1. Guess what--hedge funds sell stocks short.

2. Of all the Wall Street Brokerages, the one with the most exposure to
hedge fund clients going belly up is Merrill Lynch.

3. The NASDAQ comapny whose shares have the most extreme short
position imaginable (at least for a charter member of the nifty fifty) is Intel
Corp.

4. Shaort positions are owned by somebody.

5. The somebodies include hedge funds.

6. The somebodies who are hedge funds who are massive short Intel would
suffer financial losses on top of the ones they have already suffered in 1998
if Intel's stock price were to sky rocket upwards because of a short squeeze.

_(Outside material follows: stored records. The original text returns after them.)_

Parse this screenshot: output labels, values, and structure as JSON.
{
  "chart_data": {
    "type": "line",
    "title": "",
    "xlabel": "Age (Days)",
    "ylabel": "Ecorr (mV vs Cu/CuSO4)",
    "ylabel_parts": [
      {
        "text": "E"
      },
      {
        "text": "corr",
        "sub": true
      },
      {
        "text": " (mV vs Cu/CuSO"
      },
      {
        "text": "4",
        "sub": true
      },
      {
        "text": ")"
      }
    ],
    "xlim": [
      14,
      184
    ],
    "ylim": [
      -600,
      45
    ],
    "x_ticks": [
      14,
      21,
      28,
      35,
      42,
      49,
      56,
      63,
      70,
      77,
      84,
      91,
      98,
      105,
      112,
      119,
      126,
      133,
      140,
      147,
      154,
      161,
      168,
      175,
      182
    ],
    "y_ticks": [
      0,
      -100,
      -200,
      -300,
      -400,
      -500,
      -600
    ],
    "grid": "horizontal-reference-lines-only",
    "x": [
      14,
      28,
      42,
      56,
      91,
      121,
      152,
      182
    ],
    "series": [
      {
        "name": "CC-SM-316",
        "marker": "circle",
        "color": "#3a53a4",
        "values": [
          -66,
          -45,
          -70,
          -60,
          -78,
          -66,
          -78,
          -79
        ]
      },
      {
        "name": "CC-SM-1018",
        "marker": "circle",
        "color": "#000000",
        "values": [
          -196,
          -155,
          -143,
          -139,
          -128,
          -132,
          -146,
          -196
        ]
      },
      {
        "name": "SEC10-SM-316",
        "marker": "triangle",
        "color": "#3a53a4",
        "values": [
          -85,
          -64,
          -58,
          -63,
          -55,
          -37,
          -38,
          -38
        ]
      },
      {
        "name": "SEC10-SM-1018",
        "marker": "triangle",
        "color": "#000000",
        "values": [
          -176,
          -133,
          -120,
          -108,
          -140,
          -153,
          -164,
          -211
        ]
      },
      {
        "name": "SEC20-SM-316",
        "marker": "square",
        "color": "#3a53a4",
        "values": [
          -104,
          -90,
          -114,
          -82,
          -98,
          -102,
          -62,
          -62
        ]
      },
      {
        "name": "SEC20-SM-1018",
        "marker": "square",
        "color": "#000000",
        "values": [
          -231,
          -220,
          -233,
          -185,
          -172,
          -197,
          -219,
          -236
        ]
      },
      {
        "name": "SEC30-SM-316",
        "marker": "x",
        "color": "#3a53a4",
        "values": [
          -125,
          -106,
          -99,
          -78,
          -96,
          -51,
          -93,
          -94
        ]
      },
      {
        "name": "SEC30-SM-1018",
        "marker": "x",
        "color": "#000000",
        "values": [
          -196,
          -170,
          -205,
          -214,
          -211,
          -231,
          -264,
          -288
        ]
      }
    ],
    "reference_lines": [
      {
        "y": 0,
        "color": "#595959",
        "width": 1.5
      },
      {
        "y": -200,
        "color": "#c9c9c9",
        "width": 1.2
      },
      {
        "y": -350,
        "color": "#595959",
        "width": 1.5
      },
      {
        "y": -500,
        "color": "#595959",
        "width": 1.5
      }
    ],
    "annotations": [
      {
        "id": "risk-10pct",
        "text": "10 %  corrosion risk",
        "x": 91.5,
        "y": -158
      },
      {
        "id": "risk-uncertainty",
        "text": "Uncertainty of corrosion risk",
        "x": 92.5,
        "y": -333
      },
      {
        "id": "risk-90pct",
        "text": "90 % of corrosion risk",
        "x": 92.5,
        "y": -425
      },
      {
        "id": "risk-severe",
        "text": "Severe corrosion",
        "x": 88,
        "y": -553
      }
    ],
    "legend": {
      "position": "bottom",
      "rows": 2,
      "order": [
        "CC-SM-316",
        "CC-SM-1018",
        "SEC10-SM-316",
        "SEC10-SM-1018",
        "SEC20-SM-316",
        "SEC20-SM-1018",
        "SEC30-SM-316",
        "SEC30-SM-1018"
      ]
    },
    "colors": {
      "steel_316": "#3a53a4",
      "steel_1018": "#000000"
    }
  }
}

7. If these hedge funds suffered exteme Intel losses in a short-covering
panic, Merrill Lynch might be named a creditor in one, two, three or more
hedge fund bankruptcuies or Chapter 11 filings under the federal bankruptcy
code.

8. If # 7 happened, the price of common stock of Merrill Lynch which Mr.
Kurlak owns would suffer a still greater decline in value thatn the 55% loss
it has already suffered. That is particularly so if one of the bankruptcies
involved an entity called Long Term Capital management.

Now, do we FOOLS understand why Tom Kurlak is negative on Intel? I am
in the camp that says Mr. Kurlak is very intelligent (I would give him a 90),
and therefore the ethics conclusion is obvious.